Выступление Джафара спустило собак с цепи. Те агенты ассасинов, что не успели скрыться, были уничтожены. Их выволакивали из домов, где те скрывались, и разрывали на части, забивали камнями до смерти, сжигали, окунали в кипящую воду, топили и душили. Их терзали, как страх терзал самих бенгальцев. Однажды во сне сгореть заживо – что может быть страшнее? Многие из них потеряли близких в разоренных деревнях, и теперь они крушили всех, кто был в этом виновен. А заодно под горячую руку возмездия попадали и те, кто сочувствовал борцам за свободу, кто верил в их невиновность. Кровь текла рекой. Дым погребальных костров поднимался над лесами и полями.
* * *
Глядя через узкое окно на черное от копоти небо, в темнице сидел мужчина. Ему было не так много лет, чтобы жаждать смерти, и все же он был к ней готов, как все его братья. Войны без смертей не бывает, а битва длится столетиями.

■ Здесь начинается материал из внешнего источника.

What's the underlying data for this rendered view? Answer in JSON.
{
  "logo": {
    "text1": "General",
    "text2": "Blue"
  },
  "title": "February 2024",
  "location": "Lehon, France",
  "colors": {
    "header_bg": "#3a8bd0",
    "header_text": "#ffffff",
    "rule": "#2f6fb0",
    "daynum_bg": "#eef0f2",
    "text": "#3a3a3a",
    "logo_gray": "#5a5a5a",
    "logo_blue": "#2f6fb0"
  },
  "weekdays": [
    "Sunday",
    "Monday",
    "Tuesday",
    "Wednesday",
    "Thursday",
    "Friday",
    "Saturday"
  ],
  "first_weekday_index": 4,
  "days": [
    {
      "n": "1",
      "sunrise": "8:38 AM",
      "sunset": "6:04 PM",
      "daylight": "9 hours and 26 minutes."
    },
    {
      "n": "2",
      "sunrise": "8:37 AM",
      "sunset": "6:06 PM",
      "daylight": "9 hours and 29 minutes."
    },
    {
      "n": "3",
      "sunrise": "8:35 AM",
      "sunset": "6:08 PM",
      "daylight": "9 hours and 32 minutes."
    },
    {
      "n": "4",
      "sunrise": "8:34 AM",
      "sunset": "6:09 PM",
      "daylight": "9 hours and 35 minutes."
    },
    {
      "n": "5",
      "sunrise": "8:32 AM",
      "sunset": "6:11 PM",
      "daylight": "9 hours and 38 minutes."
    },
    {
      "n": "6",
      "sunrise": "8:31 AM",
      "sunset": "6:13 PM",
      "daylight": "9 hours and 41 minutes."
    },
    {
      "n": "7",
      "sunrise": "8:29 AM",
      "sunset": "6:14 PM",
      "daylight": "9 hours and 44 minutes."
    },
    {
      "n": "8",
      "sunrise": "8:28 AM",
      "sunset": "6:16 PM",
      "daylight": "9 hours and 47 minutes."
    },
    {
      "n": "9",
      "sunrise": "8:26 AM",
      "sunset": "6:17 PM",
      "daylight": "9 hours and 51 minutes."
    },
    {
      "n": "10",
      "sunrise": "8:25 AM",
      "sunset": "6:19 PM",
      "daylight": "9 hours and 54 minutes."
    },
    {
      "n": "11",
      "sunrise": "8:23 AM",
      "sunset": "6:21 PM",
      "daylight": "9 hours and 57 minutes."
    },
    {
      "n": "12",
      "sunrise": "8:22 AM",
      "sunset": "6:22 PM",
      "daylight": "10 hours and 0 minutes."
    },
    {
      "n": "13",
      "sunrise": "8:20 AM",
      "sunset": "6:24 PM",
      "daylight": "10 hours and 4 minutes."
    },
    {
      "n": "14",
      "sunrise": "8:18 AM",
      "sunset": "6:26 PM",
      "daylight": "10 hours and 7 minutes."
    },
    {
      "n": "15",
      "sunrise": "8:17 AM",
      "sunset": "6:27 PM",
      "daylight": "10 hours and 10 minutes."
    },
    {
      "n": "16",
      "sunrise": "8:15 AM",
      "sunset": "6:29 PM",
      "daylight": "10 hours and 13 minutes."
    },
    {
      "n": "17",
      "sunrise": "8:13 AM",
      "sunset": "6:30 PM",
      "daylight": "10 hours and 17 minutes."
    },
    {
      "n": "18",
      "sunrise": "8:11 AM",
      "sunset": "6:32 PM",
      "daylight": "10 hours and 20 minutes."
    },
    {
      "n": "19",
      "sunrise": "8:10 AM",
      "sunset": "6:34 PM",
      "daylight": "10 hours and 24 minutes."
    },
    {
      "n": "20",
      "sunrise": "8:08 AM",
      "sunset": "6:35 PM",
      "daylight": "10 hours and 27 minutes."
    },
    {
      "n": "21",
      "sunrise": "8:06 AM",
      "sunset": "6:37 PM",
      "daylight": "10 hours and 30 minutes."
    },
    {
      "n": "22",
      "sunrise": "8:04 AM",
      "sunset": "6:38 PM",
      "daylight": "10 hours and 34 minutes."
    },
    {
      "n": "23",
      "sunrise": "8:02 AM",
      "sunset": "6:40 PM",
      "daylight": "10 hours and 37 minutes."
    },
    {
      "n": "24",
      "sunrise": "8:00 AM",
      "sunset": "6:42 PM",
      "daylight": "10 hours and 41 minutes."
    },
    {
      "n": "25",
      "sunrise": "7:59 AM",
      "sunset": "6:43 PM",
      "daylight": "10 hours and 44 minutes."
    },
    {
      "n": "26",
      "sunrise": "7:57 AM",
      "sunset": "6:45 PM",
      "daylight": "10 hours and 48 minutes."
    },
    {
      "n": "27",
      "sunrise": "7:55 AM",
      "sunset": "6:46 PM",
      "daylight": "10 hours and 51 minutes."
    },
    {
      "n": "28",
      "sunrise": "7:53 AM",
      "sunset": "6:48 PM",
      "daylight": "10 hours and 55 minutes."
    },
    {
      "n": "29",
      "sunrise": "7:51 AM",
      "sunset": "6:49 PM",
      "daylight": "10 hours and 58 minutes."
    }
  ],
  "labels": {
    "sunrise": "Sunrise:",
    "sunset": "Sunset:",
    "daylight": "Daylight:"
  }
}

Этот бой они проиграли. Он видел, как убивают его соратников, но не сумел ни спасти их, ни скрыться. Он сражался, и многие полегли от его меча, прежде чем оружие вырвали из рук. Потом он упал, и на него набросились безумные люди. Это не были солдаты. Просто мужчины и женщины, те, кого он хотел спасти от британского гнета. Одни держали его, а другие били камнями, пока не раздробили обе кисти рук. Его нос был сломан, несколько зубов выбито, на ноге – разорваны связки. Но осознание поражения мучило его больше, чем физическая боль. Он знал, что придут те, кто направил волну народного гнева, и будут задавать вопросы. Воин не мог лишить себя жизни. Он был слишком слаб, и к тому же связан. Но он молился о том, чтобы смерть пришла за ним прежде, чем стервятники начнут разрывать его тело.

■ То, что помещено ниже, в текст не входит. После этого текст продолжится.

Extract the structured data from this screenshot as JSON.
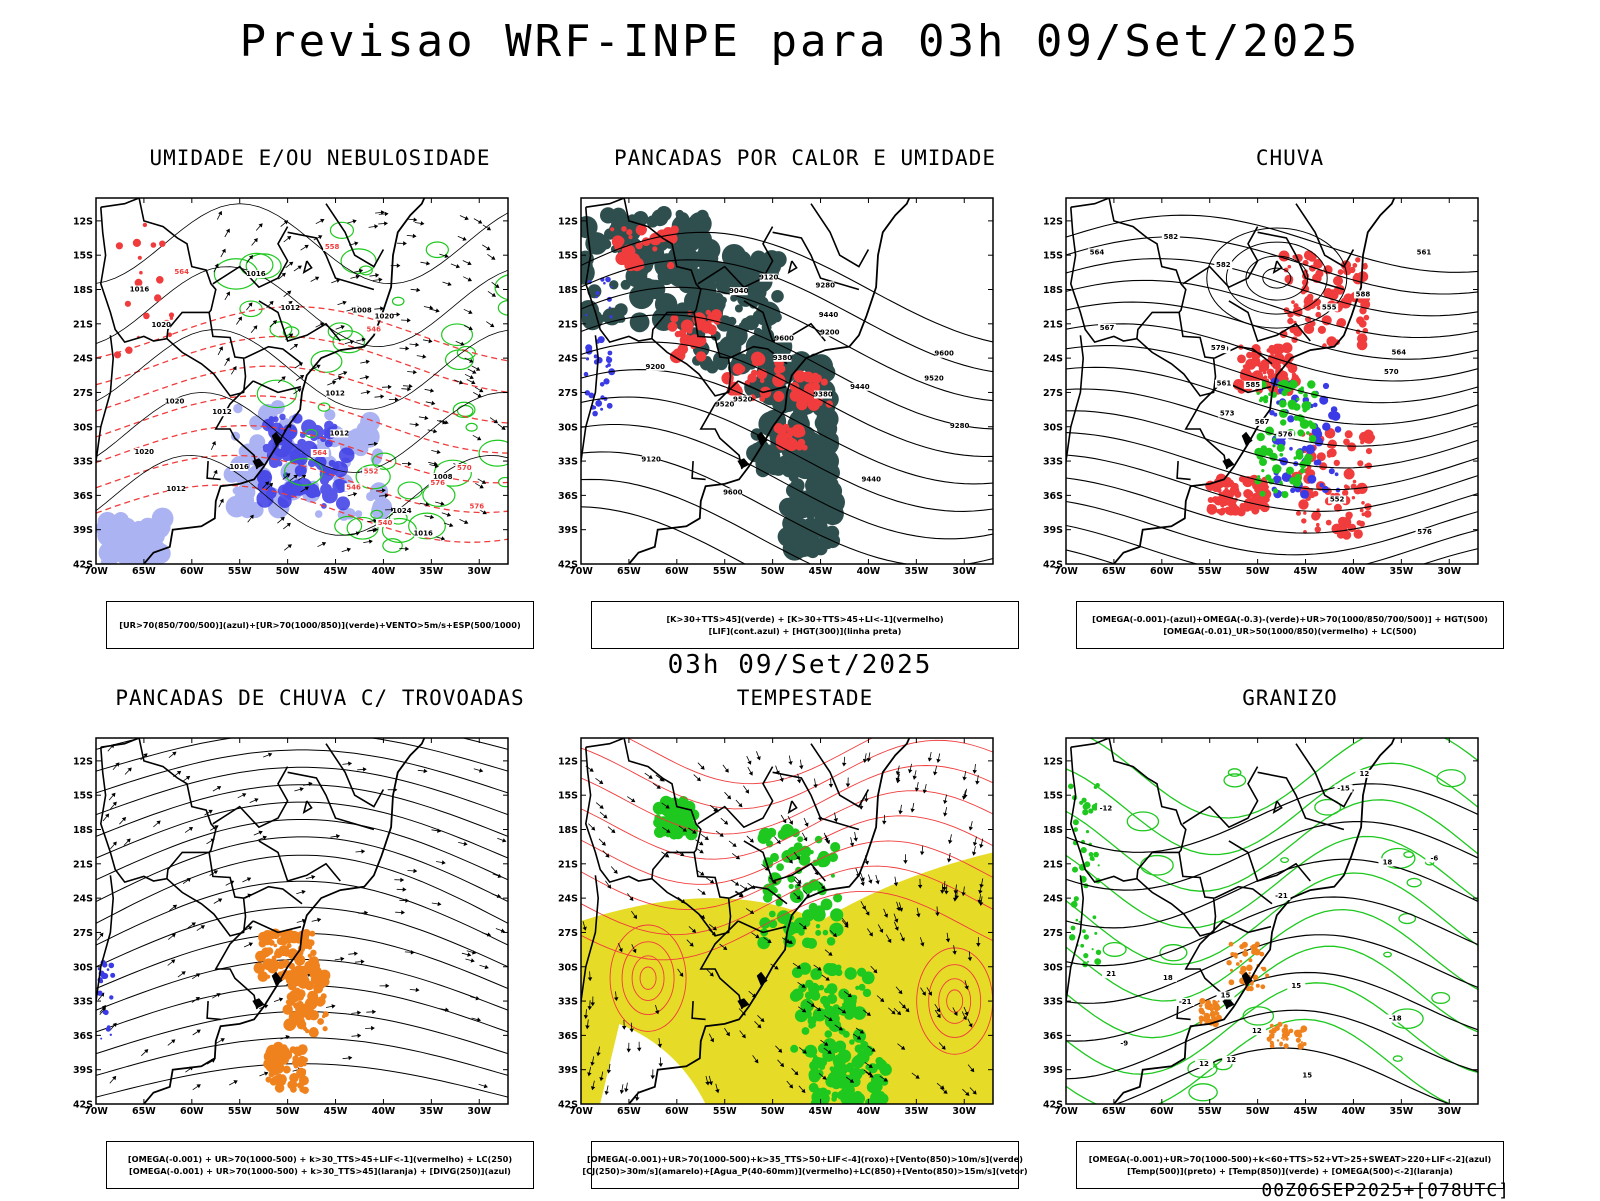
{
  "page": {
    "title": "Previsao WRF-INPE  para 03h 09/Set/2025",
    "mid_title": "03h 09/Set/2025",
    "footer": "00Z06SEP2025+[078UTC]"
  },
  "axes": {
    "lat_labels": [
      "12S",
      "15S",
      "18S",
      "21S",
      "24S",
      "27S",
      "30S",
      "33S",
      "36S",
      "39S",
      "42S"
    ],
    "lon_labels": [
      "70W",
      "65W",
      "60W",
      "55W",
      "50W",
      "45W",
      "40W",
      "35W",
      "30W"
    ]
  },
  "colors": {
    "blue": "#3a3ae6",
    "light_blue": "#9ea6f0",
    "green": "#1ec81e",
    "red": "#f03c3c",
    "dark_teal": "#2f4f4f",
    "orange": "#f0821e",
    "yellow": "#e6dc28",
    "black": "#000000"
  },
  "panels": [
    {
      "title": "UMIDADE E/OU NEBULOSIDADE",
      "legend": [
        "[UR>70(850/700/500)](azul)+[UR>70(1000/850)](verde)+VENTO>5m/s+ESP(500/1000)"
      ],
      "contour_labels": [
        "1016",
        "1020",
        "1012",
        "1016",
        "1008",
        "1020",
        "1012",
        "1012",
        "1020",
        "1012",
        "1008",
        "1024",
        "1016",
        "1016",
        "1012",
        "1020"
      ],
      "red_labels": [
        "576",
        "570",
        "564",
        "558",
        "552",
        "546",
        "540",
        "576",
        "564",
        "546"
      ]
    },
    {
      "title": "PANCADAS POR CALOR E UMIDADE",
      "legend": [
        "[K>30+TTS>45](verde) + [K>30+TTS>45+LI<-1](vermelho)",
        "[LIF](cont.azul) + [HGT(300)](linha preta)"
      ],
      "contour_labels": [
        "9600",
        "9600",
        "9520",
        "9600",
        "9520",
        "9440",
        "9440",
        "9520",
        "9380",
        "9440",
        "9280",
        "9380",
        "9200",
        "9120",
        "9040",
        "9280",
        "9200",
        "9120"
      ]
    },
    {
      "title": "CHUVA",
      "legend": [
        "[OMEGA(-0.001)-(azul)+OMEGA(-0.3)-(verde)+UR>70(1000/850/700/500)] + HGT(500)",
        "[OMEGA(-0.01)_UR>50(1000/850)(vermelho) + LC(500)"
      ],
      "contour_labels": [
        "588",
        "585",
        "582",
        "582",
        "579",
        "576",
        "579",
        "573",
        "576",
        "567",
        "570",
        "564",
        "561",
        "567",
        "555",
        "564",
        "561",
        "552"
      ]
    },
    {
      "title": "PANCADAS DE CHUVA C/ TROVOADAS",
      "legend": [
        "[OMEGA(-0.001) + UR>70(1000-500) + k>30_TTS>45+LIF<-1](vermelho) + LC(250)",
        "[OMEGA(-0.001) + UR>70(1000-500) + k>30_TTS>45](laranja) + [DIVG(250)](azul)"
      ]
    },
    {
      "title": "TEMPESTADE",
      "legend": [
        "[OMEGA(-0.001)+UR>70(1000-500)+k>35_TTS>50+LIF<-4](roxo)+[Vento(850)>10m/s](verde)",
        "[CJ(250)>30m/s](amarelo)+[Agua_P(40-60mm)](vermelho)+LC(850)+[Vento(850)>15m/s](vetor)"
      ]
    },
    {
      "title": "GRANIZO",
      "legend": [
        "[OMEGA(-0.001)+UR>70(1000-500)+k<60+TTS>52+VT>25+SWEAT>220+LIF<-2](azul)",
        "[Temp(500)](preto) + [Temp(850)](verde) + [OMEGA(500)<-2](laranja)"
      ],
      "contour_labels": [
        "-6",
        "12",
        "12",
        "-9",
        "12",
        "-12",
        "15",
        "15",
        "18",
        "-15",
        "12",
        "15",
        "18",
        "-18",
        "-21",
        "-21",
        "21"
      ]
    }
  ]
}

Было невыносимо жарко. Боль немного отпустила, но мучил зуд. Мухи налетели на открытые раны и облепили их. Лихорадочный пот заливал глаза. Он полулежал, прислонившись к стене, обездвиженный и беспомощный. От жажды потрескались губы и распух язык, перед глазами плыло. Когда же открылась дверь, он испытал не облегчение, а сожаление от того, что не успел прекратить дышать. Нет, скорее он сам откусит себе язык, чем раскроет тайны братства.
– Пей.
Его губ коснулась миска. Один глаз заплыл, но вторым он четко видел перед собой женщину. Она была прекрасна. Рыжие локоны, серо-зеленые глаза. Незнакомка протерла его лицо смоченным в воде лоскутом ткани.

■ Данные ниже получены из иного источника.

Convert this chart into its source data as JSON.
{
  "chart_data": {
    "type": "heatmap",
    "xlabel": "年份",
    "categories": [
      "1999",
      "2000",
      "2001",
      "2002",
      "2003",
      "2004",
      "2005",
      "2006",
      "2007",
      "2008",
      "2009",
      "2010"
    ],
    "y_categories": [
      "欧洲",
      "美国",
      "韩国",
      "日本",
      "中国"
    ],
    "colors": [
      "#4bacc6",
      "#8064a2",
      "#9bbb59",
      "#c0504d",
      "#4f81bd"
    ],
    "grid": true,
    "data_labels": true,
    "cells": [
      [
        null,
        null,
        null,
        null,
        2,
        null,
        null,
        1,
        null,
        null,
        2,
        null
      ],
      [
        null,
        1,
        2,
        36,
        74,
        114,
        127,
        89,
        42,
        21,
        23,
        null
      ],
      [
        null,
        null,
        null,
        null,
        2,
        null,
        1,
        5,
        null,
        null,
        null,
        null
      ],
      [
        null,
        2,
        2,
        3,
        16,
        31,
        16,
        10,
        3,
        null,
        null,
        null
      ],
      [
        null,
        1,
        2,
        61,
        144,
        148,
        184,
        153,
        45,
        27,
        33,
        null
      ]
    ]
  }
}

– Я не тамплиер, – сказала она, опережая его вопрос.
– А кто? – говорить ему было тяжело, голос казался чужим.
Она нагнулась к нему ближе и ответила. Женщина говорила долго, и от каждого ее слова слабое дыхание ассасина учащалось. Он хотел бы ей не верить, но не мог. В его истощенную душу мучительным светом лились знания, дарующие жизнь и убивающие.